Di sak na pou di

Pourquoi n’ai-je pas basculé dans le terrorisme radical ?

Frédéric Paulus / 11 août 2016

Pardon cher lecteur d’évoquer des éléments intimes qui peuvent être versés aux débats qui s’ouvrent sur ce thème dans notre pays. Un pays qui a bien voulu accueillir ma famille, sans trop d’enthousiasme, il est vrai, puisque nous entendions dire, ici ou là : « retourne dans ton pays sale Pieds-noirs ».

Après une enfance heureuse, c’est le conflit qui allait à terme se solder par le divorce de mes parents qui transforma cette vie en périodes chaotiques et non sécurisantes, sans toutefois égaler « les enfants du chaos » décrits par Alain Bertho (2016).

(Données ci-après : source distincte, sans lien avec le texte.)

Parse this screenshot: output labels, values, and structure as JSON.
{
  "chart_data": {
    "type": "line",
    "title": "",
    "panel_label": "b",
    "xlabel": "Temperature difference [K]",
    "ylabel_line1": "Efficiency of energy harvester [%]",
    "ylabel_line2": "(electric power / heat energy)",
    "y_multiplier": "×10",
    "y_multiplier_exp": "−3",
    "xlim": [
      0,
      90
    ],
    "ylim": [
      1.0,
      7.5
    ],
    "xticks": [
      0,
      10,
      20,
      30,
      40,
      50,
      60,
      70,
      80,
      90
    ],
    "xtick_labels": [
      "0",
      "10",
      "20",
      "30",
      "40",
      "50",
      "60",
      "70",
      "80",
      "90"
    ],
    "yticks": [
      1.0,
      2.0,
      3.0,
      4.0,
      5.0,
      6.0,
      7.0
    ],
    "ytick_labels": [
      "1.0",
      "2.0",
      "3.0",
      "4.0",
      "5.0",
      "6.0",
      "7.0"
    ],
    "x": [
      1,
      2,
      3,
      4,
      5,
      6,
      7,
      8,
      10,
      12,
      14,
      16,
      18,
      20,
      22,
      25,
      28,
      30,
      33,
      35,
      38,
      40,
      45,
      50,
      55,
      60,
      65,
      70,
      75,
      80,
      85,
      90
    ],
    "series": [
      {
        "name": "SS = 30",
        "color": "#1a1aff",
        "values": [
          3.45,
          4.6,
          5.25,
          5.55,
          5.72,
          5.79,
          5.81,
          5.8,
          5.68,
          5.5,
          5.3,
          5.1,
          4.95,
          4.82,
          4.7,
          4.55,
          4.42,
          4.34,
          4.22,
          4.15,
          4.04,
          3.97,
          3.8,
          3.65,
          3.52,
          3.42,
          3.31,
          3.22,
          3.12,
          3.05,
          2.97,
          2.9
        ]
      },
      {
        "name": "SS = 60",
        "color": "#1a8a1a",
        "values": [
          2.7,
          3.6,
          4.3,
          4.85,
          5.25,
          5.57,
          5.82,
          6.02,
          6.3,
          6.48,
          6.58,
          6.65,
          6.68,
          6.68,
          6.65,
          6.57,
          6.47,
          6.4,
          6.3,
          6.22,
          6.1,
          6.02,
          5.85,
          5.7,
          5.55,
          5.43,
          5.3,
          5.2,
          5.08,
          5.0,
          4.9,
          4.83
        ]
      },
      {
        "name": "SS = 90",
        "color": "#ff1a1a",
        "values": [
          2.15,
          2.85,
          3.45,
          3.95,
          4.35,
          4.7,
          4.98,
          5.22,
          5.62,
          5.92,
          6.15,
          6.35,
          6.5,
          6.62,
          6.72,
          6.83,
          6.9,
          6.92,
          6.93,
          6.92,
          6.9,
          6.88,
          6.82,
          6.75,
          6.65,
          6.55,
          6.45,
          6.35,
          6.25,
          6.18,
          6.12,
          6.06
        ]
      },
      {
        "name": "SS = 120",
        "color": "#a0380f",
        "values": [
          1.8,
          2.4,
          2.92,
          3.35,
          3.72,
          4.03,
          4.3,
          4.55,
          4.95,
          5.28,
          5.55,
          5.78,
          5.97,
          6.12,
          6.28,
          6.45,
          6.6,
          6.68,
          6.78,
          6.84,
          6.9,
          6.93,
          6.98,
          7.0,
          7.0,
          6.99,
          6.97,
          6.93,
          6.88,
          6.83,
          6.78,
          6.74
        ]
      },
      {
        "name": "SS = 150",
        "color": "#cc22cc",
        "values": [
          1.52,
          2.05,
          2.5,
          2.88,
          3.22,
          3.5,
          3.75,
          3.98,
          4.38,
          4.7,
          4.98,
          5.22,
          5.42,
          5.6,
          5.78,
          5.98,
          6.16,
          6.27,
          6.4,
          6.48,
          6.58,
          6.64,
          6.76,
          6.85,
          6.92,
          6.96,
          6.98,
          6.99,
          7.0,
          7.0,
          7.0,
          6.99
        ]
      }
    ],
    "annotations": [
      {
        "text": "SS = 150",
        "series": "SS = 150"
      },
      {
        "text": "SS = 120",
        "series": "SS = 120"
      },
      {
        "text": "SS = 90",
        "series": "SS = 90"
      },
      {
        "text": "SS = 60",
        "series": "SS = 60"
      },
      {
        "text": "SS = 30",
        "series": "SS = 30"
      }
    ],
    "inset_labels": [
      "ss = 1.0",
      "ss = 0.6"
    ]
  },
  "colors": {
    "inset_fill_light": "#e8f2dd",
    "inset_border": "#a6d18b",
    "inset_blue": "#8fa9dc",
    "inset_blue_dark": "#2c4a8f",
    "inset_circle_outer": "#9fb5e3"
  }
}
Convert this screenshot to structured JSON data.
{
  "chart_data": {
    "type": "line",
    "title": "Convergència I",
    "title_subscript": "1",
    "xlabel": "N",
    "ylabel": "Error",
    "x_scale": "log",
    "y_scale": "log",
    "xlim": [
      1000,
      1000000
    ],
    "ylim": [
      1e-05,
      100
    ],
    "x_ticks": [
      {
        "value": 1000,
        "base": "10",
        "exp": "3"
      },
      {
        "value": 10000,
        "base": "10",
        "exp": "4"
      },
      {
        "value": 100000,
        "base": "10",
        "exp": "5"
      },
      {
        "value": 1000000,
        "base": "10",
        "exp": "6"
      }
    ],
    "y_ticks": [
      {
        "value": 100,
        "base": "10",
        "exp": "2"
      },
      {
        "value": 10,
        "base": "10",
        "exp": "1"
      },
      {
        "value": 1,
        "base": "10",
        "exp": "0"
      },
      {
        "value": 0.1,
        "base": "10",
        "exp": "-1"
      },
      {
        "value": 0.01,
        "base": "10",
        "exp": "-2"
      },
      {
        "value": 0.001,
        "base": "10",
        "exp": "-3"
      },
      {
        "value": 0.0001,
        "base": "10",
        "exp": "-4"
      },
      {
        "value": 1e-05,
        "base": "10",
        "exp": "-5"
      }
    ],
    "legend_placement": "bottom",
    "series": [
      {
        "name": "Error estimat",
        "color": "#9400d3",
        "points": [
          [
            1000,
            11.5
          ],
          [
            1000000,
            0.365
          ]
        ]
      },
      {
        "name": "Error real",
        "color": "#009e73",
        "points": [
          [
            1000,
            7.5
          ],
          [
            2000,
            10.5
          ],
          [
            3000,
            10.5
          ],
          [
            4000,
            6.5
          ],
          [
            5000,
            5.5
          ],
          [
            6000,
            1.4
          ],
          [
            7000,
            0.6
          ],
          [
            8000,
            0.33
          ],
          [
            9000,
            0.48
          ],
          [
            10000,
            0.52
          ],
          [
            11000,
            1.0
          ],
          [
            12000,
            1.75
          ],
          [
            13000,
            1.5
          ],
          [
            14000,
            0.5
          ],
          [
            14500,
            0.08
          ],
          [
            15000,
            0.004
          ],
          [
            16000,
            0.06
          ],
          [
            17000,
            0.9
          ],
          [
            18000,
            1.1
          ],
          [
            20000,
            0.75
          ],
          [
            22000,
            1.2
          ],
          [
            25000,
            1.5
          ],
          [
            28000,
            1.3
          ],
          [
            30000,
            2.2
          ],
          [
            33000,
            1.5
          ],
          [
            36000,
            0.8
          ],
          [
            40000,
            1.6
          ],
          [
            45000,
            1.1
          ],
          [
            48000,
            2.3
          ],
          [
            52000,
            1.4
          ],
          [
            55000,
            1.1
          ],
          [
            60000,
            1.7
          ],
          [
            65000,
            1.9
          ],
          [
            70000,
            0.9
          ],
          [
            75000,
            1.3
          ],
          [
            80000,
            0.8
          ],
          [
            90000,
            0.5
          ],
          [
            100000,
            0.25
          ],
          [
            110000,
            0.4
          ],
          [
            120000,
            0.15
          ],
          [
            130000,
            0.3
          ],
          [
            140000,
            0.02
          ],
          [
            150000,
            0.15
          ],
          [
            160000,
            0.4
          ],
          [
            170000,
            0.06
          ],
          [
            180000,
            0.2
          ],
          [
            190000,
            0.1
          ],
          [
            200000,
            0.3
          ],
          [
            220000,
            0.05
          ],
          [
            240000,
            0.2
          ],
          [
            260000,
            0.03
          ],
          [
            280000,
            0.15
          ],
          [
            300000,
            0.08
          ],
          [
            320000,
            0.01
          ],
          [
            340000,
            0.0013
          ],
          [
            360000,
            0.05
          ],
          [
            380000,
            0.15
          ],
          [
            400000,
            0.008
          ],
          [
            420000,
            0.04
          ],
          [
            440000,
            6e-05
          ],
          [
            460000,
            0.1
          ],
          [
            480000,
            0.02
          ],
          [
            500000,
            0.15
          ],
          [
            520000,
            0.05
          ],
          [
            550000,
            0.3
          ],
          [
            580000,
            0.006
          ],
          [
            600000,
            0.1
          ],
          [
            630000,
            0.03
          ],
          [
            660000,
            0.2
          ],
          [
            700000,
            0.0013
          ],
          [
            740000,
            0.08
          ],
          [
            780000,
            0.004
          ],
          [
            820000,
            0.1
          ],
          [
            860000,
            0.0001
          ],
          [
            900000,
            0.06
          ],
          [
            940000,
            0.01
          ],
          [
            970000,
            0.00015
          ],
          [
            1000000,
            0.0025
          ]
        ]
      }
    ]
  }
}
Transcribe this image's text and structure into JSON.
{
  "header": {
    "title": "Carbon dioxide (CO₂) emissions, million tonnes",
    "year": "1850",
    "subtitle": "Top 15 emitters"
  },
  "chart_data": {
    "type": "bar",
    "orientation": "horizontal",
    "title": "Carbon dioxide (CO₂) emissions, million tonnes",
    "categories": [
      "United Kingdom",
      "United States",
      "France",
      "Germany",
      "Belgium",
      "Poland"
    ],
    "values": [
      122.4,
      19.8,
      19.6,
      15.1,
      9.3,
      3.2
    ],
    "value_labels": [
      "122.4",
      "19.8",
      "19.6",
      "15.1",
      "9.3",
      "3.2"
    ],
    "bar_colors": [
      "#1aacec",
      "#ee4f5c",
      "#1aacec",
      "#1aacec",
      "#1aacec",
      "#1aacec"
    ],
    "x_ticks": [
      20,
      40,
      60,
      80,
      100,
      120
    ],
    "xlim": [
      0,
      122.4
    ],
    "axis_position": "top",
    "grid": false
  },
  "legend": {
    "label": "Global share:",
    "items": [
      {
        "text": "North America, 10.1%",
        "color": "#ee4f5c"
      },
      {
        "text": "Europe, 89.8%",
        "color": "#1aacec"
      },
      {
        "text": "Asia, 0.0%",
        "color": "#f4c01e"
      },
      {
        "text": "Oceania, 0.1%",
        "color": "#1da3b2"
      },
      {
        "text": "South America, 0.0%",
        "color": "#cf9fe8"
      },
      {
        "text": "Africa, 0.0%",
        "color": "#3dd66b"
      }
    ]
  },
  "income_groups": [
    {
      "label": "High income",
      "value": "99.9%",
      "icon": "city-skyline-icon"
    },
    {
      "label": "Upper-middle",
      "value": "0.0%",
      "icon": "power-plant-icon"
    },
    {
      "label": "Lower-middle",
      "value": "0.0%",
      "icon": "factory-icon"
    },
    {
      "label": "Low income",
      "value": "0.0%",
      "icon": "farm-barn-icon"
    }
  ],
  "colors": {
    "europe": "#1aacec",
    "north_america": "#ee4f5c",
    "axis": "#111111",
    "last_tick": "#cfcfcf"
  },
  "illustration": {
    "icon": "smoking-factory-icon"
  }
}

A ces insécurisations liées au contexte familial, s’ajoutaient des changements d’attitudes de nos camarades de classe du fait du début des altercations entre la communauté française et les Algériens jusqu’à notre rapatriement en France métropolitaine, en 1961, alors âgé de 11 ans.

Ma scolarité, séparé de mon père et confié à notre mère mon frère aîné et moi, nous manquions d’encadrement paternel. Jusqu’en troisième ma scolarité ne fut pas très brillante, sauf qu’en maths, nous étions classés, Colette R et moi, alternativement en tête. Le grain de sable pour mon passage en seconde vint du professeur de français qui me prit en grippe. Pour éviter une orientation en CAP chaudronnerie, je fus admis comme redoublant à Auterive (31) près de la ferme de mon père. Je retrouvais le contexte champêtre de mon enfance, avec une configuration familiale différente puisque mon père se remaria. Et progressivement je compris que je ne lui succéderais pas à la ferme.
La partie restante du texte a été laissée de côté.